The attentive ones among you may have noticed that this post first appeared a few days ago. Still trying to figure out precisely how blogger works... *sigh*
Several years ago, when I was at the major conference for my
discipline, I attended a session on Women in the [Field]. There was a panel discussion among five
or six scholars at all ages of their careers, and they provided witty and
insightful advice about navigating the gender gap in our field. When I asked
what advice they would give a graduate student or untenured professor trying to
sort through the gender dynamics in a hostile environment, the panelists all
hemmed and hawed a bit, deferred to each other, and then the most senior
scholar, professor emerita after a distinguished career, looked me straight in
the eye and said:
“Don’t clean up.”
Her words stuck with me. If you want to be seen by your [male] colleagues as a
colleague, then you behave as they do.
They don’t clean up, so you don’t clean up. If I am here as your peer, I will not do your dishes nor
your laundry. I will not take messages for you, or organize the
transportation to other events. I. Will. Not. Clean. Up.
And I thought of her again last night, as after a department
reception, I looked around and saw I was one of four students who had stayed to
help clean up: three women, one man.
When I first arrived in the department *cough* years ago,
2/3 of it was comprised of men, 1/3 of women. That's evened out now to
roughly half and half, and yet the women in the department still do the lion's
share of set up and clean up for every event, as they did when they were the
significant minority when I arrived. Especially clean up.

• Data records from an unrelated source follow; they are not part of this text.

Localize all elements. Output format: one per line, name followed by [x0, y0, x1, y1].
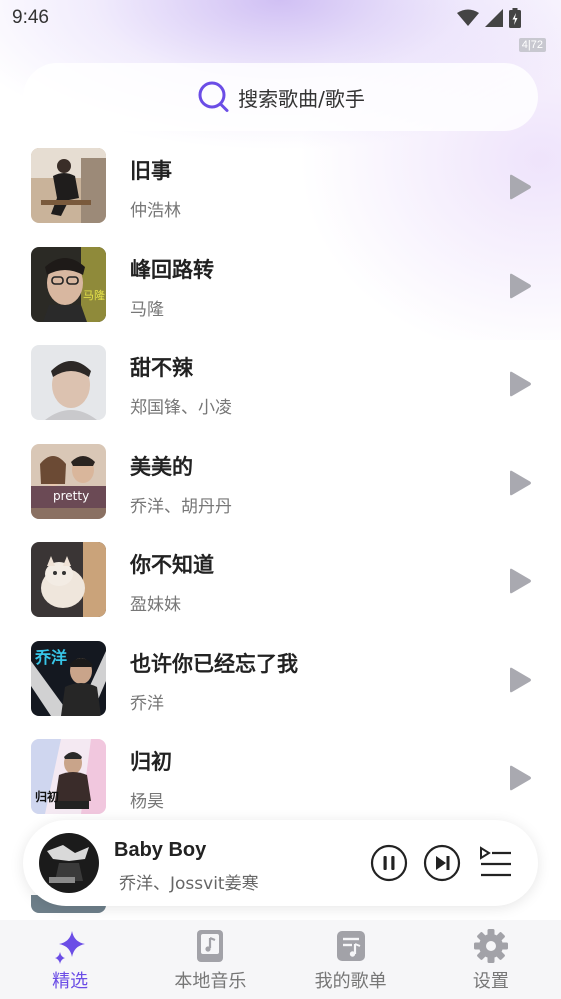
bottom-nav: 精选 本地音乐 我的歌单 设置 [0, 920, 561, 999]
song-artist: 仲浩林 [130, 201, 181, 221]
list-item[interactable]: 乔洋 也许你已经忘了我 乔洋 [0, 640, 561, 740]
cover-text: 乔洋 [34, 648, 67, 667]
mini-player[interactable]: Baby Boy 乔洋、Jossvit姜寒 [23, 820, 538, 906]
nav-settings[interactable]: 设置 [421, 920, 561, 999]
list-item[interactable]: 你不知道 盈妹妹 [0, 542, 561, 641]
cover-text: pretty [53, 489, 89, 503]
play-icon[interactable] [506, 667, 532, 693]
sparkle-icon [55, 931, 86, 964]
nav-local-music[interactable]: 本地音乐 [140, 920, 280, 999]
play-icon[interactable] [506, 174, 532, 200]
song-title: 旧事 [130, 159, 172, 183]
status-bar: 9:46 4|72 [0, 0, 561, 52]
local-music-icon [197, 930, 224, 962]
cover-text: 马隆 [83, 288, 105, 302]
now-playing-title: Baby Boy [114, 839, 207, 861]
song-title: 归初 [130, 750, 172, 774]
nav-featured[interactable]: 精选 [0, 920, 140, 999]
song-title: 甜不辣 [130, 356, 193, 380]
nav-label: 我的歌单 [314, 971, 387, 992]
list-item[interactable]: 旧事 仲浩林 [0, 148, 561, 247]
status-time: 9:46 [12, 7, 49, 28]
queue-list-icon[interactable] [477, 844, 513, 882]
nav-label: 设置 [472, 971, 509, 992]
album-cover: 马隆 [31, 246, 106, 322]
album-cover [31, 148, 106, 223]
network-speed-badge: 4|72 [518, 38, 546, 52]
song-artist: 乔洋、胡丹丹 [130, 496, 232, 517]
nav-my-playlists[interactable]: 我的歌单 [281, 920, 421, 999]
album-cover: pretty [31, 443, 106, 519]
song-title: 峰回路转 [130, 257, 214, 282]
play-icon[interactable] [506, 568, 532, 594]
album-cover [31, 542, 106, 617]
song-title: 你不知道 [130, 553, 214, 577]
search-bar[interactable]: 搜索歌曲/歌手 [23, 63, 538, 131]
song-artist: 乔洋 [130, 693, 164, 714]
song-artist: 郑国锋、小凌 [130, 398, 232, 418]
signal-icon [485, 9, 503, 27]
play-icon[interactable] [506, 470, 532, 496]
search-placeholder: 搜索歌曲/歌手 [238, 86, 365, 111]
song-artist: 杨昊 [130, 792, 164, 812]
song-title: 也许你已经忘了我 [130, 651, 298, 676]
list-item[interactable]: pretty 美美的 乔洋、胡丹丹 [0, 443, 561, 543]
nav-label: 精选 [52, 971, 89, 992]
album-cover: 归初 [31, 739, 106, 814]
playlist-icon [336, 931, 365, 961]
search-icon [198, 81, 229, 112]
list-item[interactable]: 马隆 峰回路转 马隆 [0, 246, 561, 346]
play-icon[interactable] [506, 273, 532, 299]
now-playing-cover [39, 833, 99, 893]
next-track-icon[interactable] [423, 844, 461, 882]
album-cover: 乔洋 [31, 640, 106, 716]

I know all this, and it is crazy-making, and yet I do it.
So why do I clean up? I've figured out a few reasons: I'm good at
it, I notice when it needs to be done, I have a strong sense of community
loyalty, I like to do what I'm requested to do, I feel terribly guilty about
leaving someone else with a mess to which I (by virtue of eating cheese and
crackers and drinking a glass of wine) contributed...
And there are all sorts of subsidiary problems here,
particularly problems of class and economics. Why is cleaning up such a
menial task? Why do we disparage those who do it? What kind of
privelege are academics embodying if we are defined as people who can't pick up
after ourselves?
Is the best solution really to plead senior student status
and retreat before the time for cleaning up draws near?
ARGH.
I'm a cleaner-upper too, Lauren. Like you, it's something I know I can do. So when tables need to be set up or chairs put away or pizza boxes stacked up and taken to the dumpster, I pitch in. As a guy, I may be in a minority alongside the women, but it gives me a chance to chat with them and build more bonds in the workplace or ministries.
ReplyDeleteTim, I think you're right that shared work is a great way to bond with people. But what I was trying to address in this post was the gender imbalance in my professional academic life; why is it that, when the population of this community is majority male, the women are the ones doing the most work to make that community function? And what are the personal and professional consequences to buying into that system vs. trying to operate in a different way?
ReplyDeleteSo who throws away the pizza boxes doesn't really matter as much as who is seen to be throwing away the pizza boxes, whose role it is to throw away the boxes, whose role it is perceived to be to throw away the boxes, who is assumed to be responsible for the group, who is actually responsible for the group, etc, etc, etc
Good questions, Lauren. My professions is heavily male, but when it comes to the type of duties you describe, men are as apt to jump up and throw away pizza boxes as women; I think that is not only reality but perception as well. But in workplaces generally, the gender issues are still dividing us instead of bringing unity within professions. Sad, isn't it?